В тот же день я написал на имя Меркулова рапорт, в котором излагал служебное преступление Сергея Семенихина и предлагал без скандала уволить его из рядов как не справившегося с делом стажера. Лариса, узнав об этом, расплакалась, и даже Семен Семенович приходил высказаться в пользу молодого поколения. Но дело было сделано, Сережа был уволен «по собственному желанию», потому что Константин Дмитриевич не пожелал портить судьбу молодому человеку. Потом, со стороны, мы узнали, что он вытребовал тело убитой Нины Шимовой и увез ее хоронить в Краснодар. Тот самый сообщник Шимовой, который тоже пострадал при ее захвате, к делу привлечен не был, и именно он помогал Сереже средствами в этом предприятии. Все наследство Нины Шимовой — ее квартира, счета в банке — по истечении положенного срока перешли государству. Через неделю после того, как Шимова была погребена в Краснодаре, о чем мне сообщил майор Деменок, мы получили от Сережи кодированное сообщение о том, что неизвестные лица ищут с ним контакт. Операция началась.

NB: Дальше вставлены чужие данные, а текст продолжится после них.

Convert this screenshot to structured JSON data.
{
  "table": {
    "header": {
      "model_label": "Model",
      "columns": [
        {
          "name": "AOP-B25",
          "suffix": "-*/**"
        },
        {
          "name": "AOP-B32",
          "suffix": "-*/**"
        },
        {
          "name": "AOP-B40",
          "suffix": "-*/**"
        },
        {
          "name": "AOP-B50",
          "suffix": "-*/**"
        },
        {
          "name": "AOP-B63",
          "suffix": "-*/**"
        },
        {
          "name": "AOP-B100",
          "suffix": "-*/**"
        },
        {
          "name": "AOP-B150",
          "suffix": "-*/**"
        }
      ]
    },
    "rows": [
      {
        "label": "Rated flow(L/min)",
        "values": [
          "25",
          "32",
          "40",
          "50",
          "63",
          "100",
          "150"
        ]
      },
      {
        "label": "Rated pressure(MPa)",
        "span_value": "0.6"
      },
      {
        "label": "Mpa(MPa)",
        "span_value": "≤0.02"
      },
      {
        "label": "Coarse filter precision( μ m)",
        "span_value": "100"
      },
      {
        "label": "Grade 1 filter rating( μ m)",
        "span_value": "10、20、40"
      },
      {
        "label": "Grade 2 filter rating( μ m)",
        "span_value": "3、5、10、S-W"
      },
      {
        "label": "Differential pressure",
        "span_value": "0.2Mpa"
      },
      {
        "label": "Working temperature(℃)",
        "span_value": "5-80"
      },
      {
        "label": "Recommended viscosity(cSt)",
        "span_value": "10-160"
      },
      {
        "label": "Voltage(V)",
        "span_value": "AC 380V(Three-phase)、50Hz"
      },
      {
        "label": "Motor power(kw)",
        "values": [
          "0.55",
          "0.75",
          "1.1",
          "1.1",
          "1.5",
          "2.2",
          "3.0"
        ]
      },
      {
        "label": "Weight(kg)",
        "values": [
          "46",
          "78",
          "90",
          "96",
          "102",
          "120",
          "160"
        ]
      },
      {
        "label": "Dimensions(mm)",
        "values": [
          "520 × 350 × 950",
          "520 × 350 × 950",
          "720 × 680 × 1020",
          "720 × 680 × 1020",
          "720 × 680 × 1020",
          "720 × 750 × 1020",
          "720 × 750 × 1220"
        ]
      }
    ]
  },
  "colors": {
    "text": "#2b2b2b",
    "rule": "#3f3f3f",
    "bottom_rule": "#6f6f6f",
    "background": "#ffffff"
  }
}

Лето заканчивалось. В одно из ближайших воскресений я оказался на даче вместе с Костей, мы привезли ящик баночного пива, потому что моя жена внезапно выказала страсть к этому напитку, но праздник не состоялся, так как пришлось срочно везти Ирину в ближайшее родильное учреждение. Мы предполагали ехать для этого в Москву, но пришлось рожать в Подмосковье. Вопреки паническому ужасу Ирины роды прошли вполне благополучно, и в то же воскресенье она разродилась дочкой. Мы с Костей выпили по этому поводу все пиво, справедливо полагая, что после родов пиво Ирине уже не понадобится.

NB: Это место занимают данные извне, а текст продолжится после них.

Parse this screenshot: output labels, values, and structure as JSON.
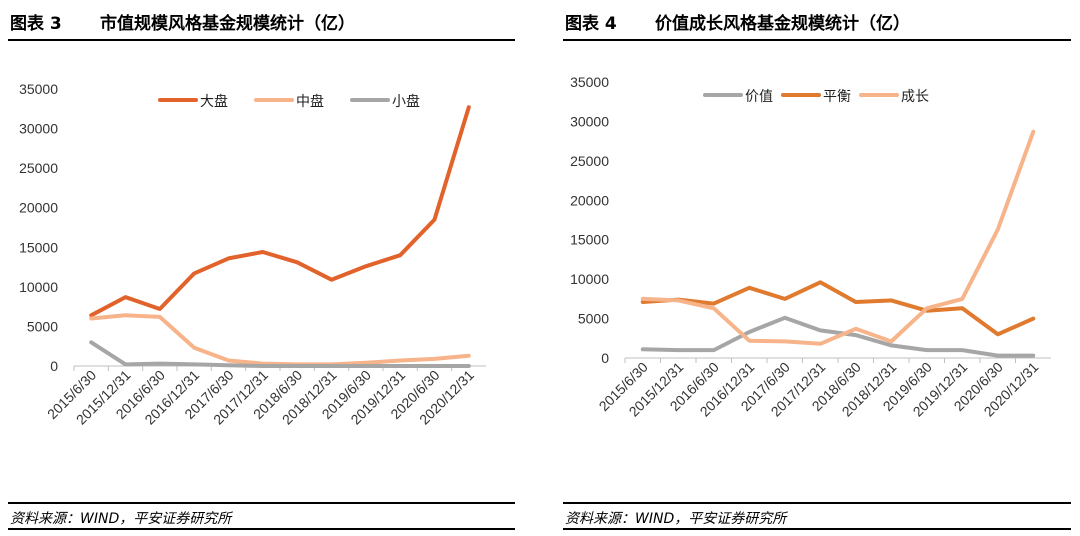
{
  "charts": [
    {
      "figure_label": "图表 3",
      "title": "市值规模风格基金规模统计（亿）",
      "source": "资料来源：WIND，平安证券研究所"
    },
    {
      "figure_label": "图表 4",
      "title": "价值成长风格基金规模统计（亿）",
      "source": "资料来源：WIND，平安证券研究所"
    }
  ],
  "chart_data": [
    {
      "type": "line",
      "title": "市值规模风格基金规模统计（亿）",
      "xlabel": "",
      "ylabel": "",
      "categories": [
        "2015/6/30",
        "2015/12/31",
        "2016/6/30",
        "2016/12/31",
        "2017/6/30",
        "2017/12/31",
        "2018/6/30",
        "2018/12/31",
        "2019/6/30",
        "2019/12/31",
        "2020/6/30",
        "2020/12/31"
      ],
      "ylim": [
        0,
        35000
      ],
      "yticks": [
        0,
        5000,
        10000,
        15000,
        20000,
        25000,
        30000,
        35000
      ],
      "grid": false,
      "legend_position": "top",
      "series": [
        {
          "name": "大盘",
          "color": "#E2622B",
          "values": [
            6400,
            8700,
            7200,
            11700,
            13600,
            14400,
            13100,
            10900,
            12600,
            14000,
            18500,
            32700
          ]
        },
        {
          "name": "中盘",
          "color": "#F7B38A",
          "values": [
            6000,
            6400,
            6200,
            2300,
            700,
            300,
            200,
            200,
            400,
            700,
            900,
            1300
          ]
        },
        {
          "name": "小盘",
          "color": "#A6A6A6",
          "values": [
            3000,
            200,
            300,
            200,
            100,
            0,
            0,
            0,
            0,
            0,
            0,
            0
          ]
        }
      ]
    },
    {
      "type": "line",
      "title": "价值成长风格基金规模统计（亿）",
      "xlabel": "",
      "ylabel": "",
      "categories": [
        "2015/6/30",
        "2015/12/31",
        "2016/6/30",
        "2016/12/31",
        "2017/6/30",
        "2017/12/31",
        "2018/6/30",
        "2018/12/31",
        "2019/6/30",
        "2019/12/31",
        "2020/6/30",
        "2020/12/31"
      ],
      "ylim": [
        0,
        35000
      ],
      "yticks": [
        0,
        5000,
        10000,
        15000,
        20000,
        25000,
        30000,
        35000
      ],
      "grid": false,
      "legend_position": "top",
      "series": [
        {
          "name": "价值",
          "color": "#A6A6A6",
          "values": [
            1100,
            1000,
            1000,
            3300,
            5100,
            3500,
            2900,
            1600,
            1000,
            1000,
            300,
            300
          ]
        },
        {
          "name": "平衡",
          "color": "#E07A2E",
          "values": [
            7100,
            7400,
            6900,
            8900,
            7500,
            9600,
            7100,
            7300,
            6000,
            6300,
            3000,
            5000
          ]
        },
        {
          "name": "成长",
          "color": "#F7B38A",
          "values": [
            7500,
            7300,
            6300,
            2200,
            2100,
            1800,
            3700,
            2100,
            6300,
            7500,
            16300,
            28700
          ]
        }
      ]
    }
  ]
}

А когда я через несколько дней встречал ее с ребенком, то первое, что она мне сказала после обмена любезностями, было:
— Саша, давай назовем ее Нина.
Конечно, она знала обо всей истории, приключившейся с Бэби, и хотя я преподносил события весьма критически, обаяние Нины Шимовой передалось и ей. Что говорить, если подобные разговоры шли по всей федеральной прокуратуре. Моисеев называл это «эффектом Бонн и Клайда». У меня этот эффект вызывал глубокое раздражение, но, помня о том, что нервные потрясения противопоказаны организму кормящей матери, я подумал и согласился.